Reference: pgmq Partitioned Queues

pgmq’s Rationale (from their docs):

“For very high-throughput queues, you may want to partition the queue table by time. This allows you to drop old partitions instead of deleting rows, which is much faster and doesn’t cause table bloat.”

pgmq’s Approach:

-- pgmq uses pg_partman for message queues
SELECT pgmq.create_partitioned(
    queue_name := 'high_throughput_queue',
    partition_interval := '1 day',
    retention_interval := '7 days'
);

Benefits They Report:

  • 10× faster old message cleanup vs.
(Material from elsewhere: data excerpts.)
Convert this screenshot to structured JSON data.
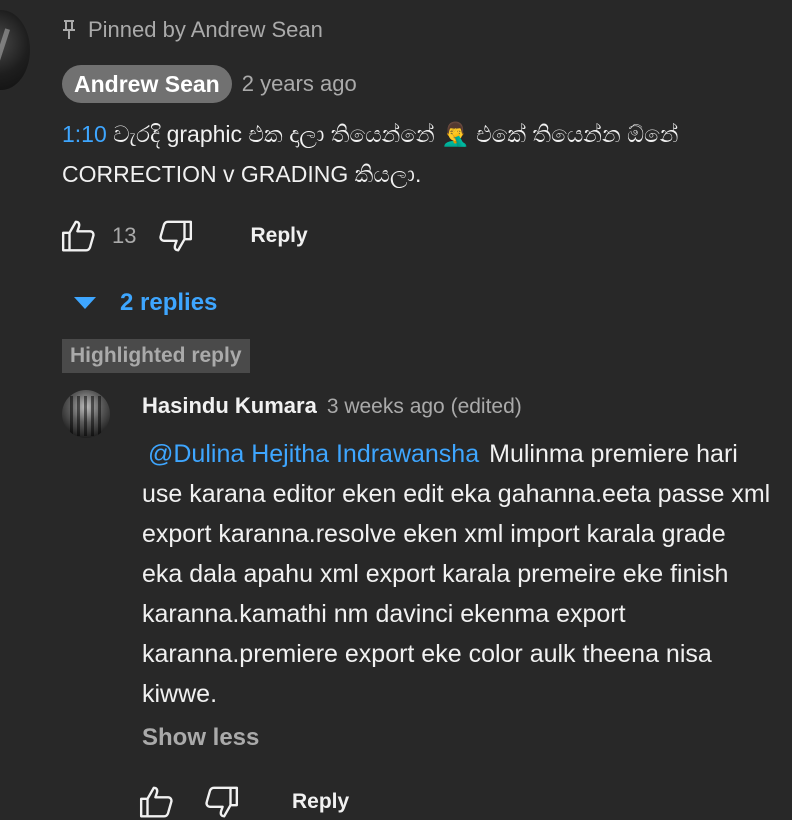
{
  "pinned": {
    "text": "Pinned by Andrew Sean",
    "icon": "pin-icon"
  },
  "comment": {
    "author": "Andrew Sean",
    "time": "2 years ago",
    "timestamp_link": "1:10",
    "text_rest": " වැරදි graphic එක දාලා තියෙන්නේ 🤦‍♂️ එකේ තියෙන්න ඕනේ CORRECTION v GRADING කියලා.",
    "likes": "13",
    "reply_label": "Reply"
  },
  "replies": {
    "toggle_label": "2 replies",
    "caret_icon": "caret-down-icon"
  },
  "highlight_badge": "Highlighted reply",
  "reply": {
    "author": "Hasindu Kumara",
    "time": "3 weeks ago (edited)",
    "mention": "@Dulina Hejitha Indrawansha",
    "text": "Mulinma premiere hari use karana editor eken edit eka gahanna.eeta passe xml export karanna.resolve eken xml import karala grade eka dala apahu xml export karala premeire eke finish karanna.kamathi nm davinci ekenma export karanna.premiere export eke color aulk theena nisa kiwwe.",
    "show_less_label": "Show less",
    "reply_label": "Reply"
  },
  "colors": {
    "background": "#282828",
    "link": "#3ea6ff",
    "muted": "#aaaaaa",
    "text": "#f1f1f1",
    "chip": "#717171"
  }
}
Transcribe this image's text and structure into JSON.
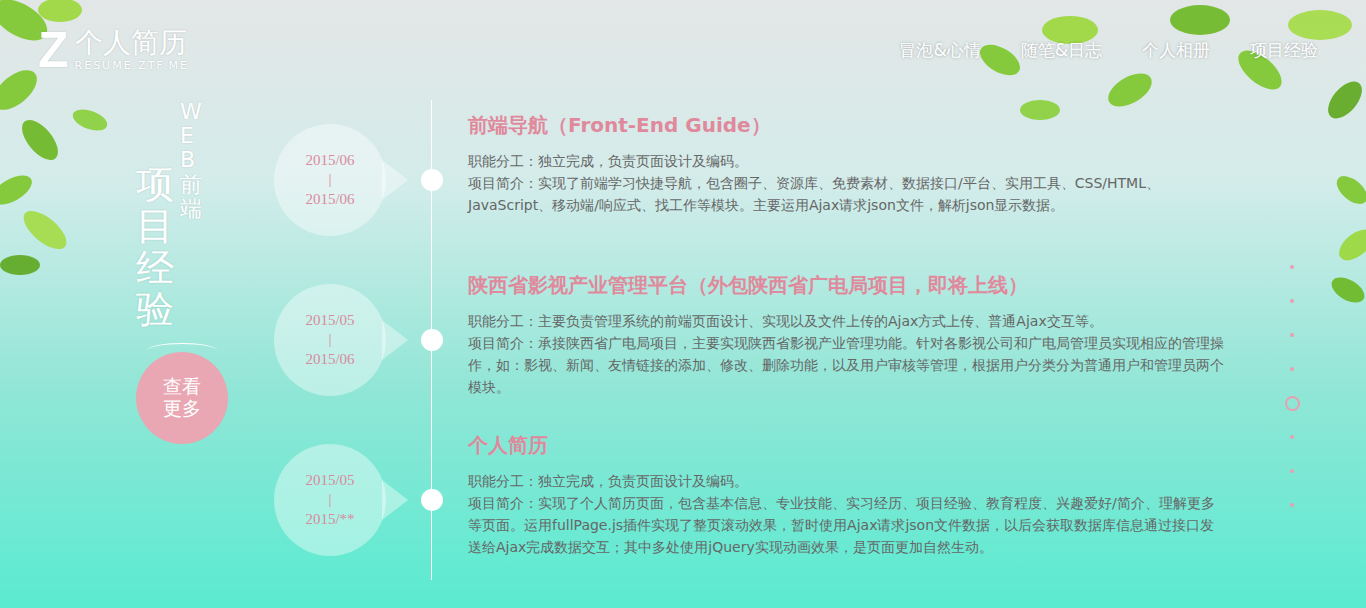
{
  "logo": {
    "mark": "Z",
    "title": "个人简历",
    "subtitle": "RESUME.ZTF.ME"
  },
  "nav": [
    {
      "label": "冒泡&心情"
    },
    {
      "label": "随笔&日志"
    },
    {
      "label": "个人相册"
    },
    {
      "label": "项目经验"
    }
  ],
  "section": {
    "title": "项目经验",
    "subtitle": "WEB前端",
    "more_button": "查看更多"
  },
  "projects": [
    {
      "start": "2015/06",
      "separator": "|",
      "end": "2015/06",
      "title": "前端导航（Front-End Guide）",
      "role": "职能分工：独立完成，负责页面设计及编码。",
      "intro": "项目简介：实现了前端学习快捷导航，包含圈子、资源库、免费素材、数据接口/平台、实用工具、CSS/HTML、JavaScript、移动端/响应式、找工作等模块。主要运用Ajax请求json文件，解析json显示数据。"
    },
    {
      "start": "2015/05",
      "separator": "|",
      "end": "2015/06",
      "title": "陕西省影视产业管理平台（外包陕西省广电局项目，即将上线）",
      "role": "职能分工：主要负责管理系统的前端页面设计、实现以及文件上传的Ajax方式上传、普通Ajax交互等。",
      "intro": "项目简介：承接陕西省广电局项目，主要实现陕西省影视产业管理功能。针对各影视公司和广电局管理员实现相应的管理操作，如：影视、新闻、友情链接的添加、修改、删除功能，以及用户审核等管理，根据用户分类分为普通用户和管理员两个模块。"
    },
    {
      "start": "2015/05",
      "separator": "|",
      "end": "2015/**",
      "title": "个人简历",
      "role": "职能分工：独立完成，负责页面设计及编码。",
      "intro": "项目简介：实现了个人简历页面，包含基本信息、专业技能、实习经历、项目经验、教育程度、兴趣爱好/简介、理解更多等页面。运用fullPage.js插件实现了整页滚动效果，暂时使用Ajax请求json文件数据，以后会获取数据库信息通过接口发送给Ajax完成数据交互；其中多处使用jQuery实现动画效果，是页面更加自然生动。"
    }
  ],
  "page_dots": [
    {
      "selected": false
    },
    {
      "selected": false
    },
    {
      "selected": false
    },
    {
      "selected": false
    },
    {
      "selected": true
    },
    {
      "selected": false
    },
    {
      "selected": false
    },
    {
      "selected": false
    }
  ]
}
DELETE
  • Zero bloat from message deletion
  • Consistent performance even at millions of messages per day

Applying to Tasker: Our use case is nearly identical to pgmq:

  • High-throughput append-heavy workload
  • Time-series data (created_at is natural partition key)
  • Need to retain recent data, drop old data
  • Performance-critical read path

If pgmq chose partitioning over archive-and-delete for these reasons, we should too.

Migration Path

Phase 1: Analysis (Current State)

Before implementing partitioning:

  1. Analyze Current Growth Rate:
SELECT
    pg_size_pretty(pg_total_relation_size('tasker.tasks')) as total_size,
    count(*) as row_count,
    min(created_at) as oldest_task,
    max(created_at) as newest_task,
    count(*) / EXTRACT(day FROM (max(created_at) - min(created_at))) as avg_tasks_per_day
FROM tasks;
  1. Determine Partition Strategy:

    • Daily partitions: For > 1M tasks/day
    • Weekly partitions: For 100K-1M tasks/day
    • Monthly partitions: For < 100K tasks/day
  2. Plan Retention Period:

    • Legal/compliance requirements
    • Analytics/reporting needs
    • Typical task investigation window

Phase 2: Implementation

  1. Create Partitioned Tables (requires downtime or blue-green deployment)
  2. Migrate Existing Data using pg_partman.partition_data_proc()
  3. Update Application (no code changes needed if using same table names)
  4. Configure Automation (pg_cron for maintenance)

Phase 3: Monitoring

Track partition management effectiveness:

-- Check partition sizes
SELECT
    schemaname || '.' || tablename as partition_name,
    pg_size_pretty(pg_total_relation_size(schemaname||'.'||tablename)) as size
FROM pg_tables
WHERE schemaname = 'tasker' AND tablename LIKE 'tasks_p%'
ORDER BY tablename;

-- Verify partition pruning is working
EXPLAIN SELECT * FROM tasks
WHERE created_at > NOW() - INTERVAL '7 days';
-- Should show: "Seq Scan on tasker.tasks_p2025_11" (only current partition)

Decision Summary

Decision: Use PostgreSQL native partitioning with pg_partman for table growth management.

Rationale:

  • Zero runtime performance impact vs. periodic degradation with archive-and-delete
  • Operationally simpler (set-and-forget vs. monitoring archive jobs)
  • Battle-tested solution used by pgmq and thousands of production systems
  • Aligns with PostgreSQL best practices and community recommendations

Not Recommended: Archive-and-delete strategy due to write amplification, lock contention, and periodic performance degradation.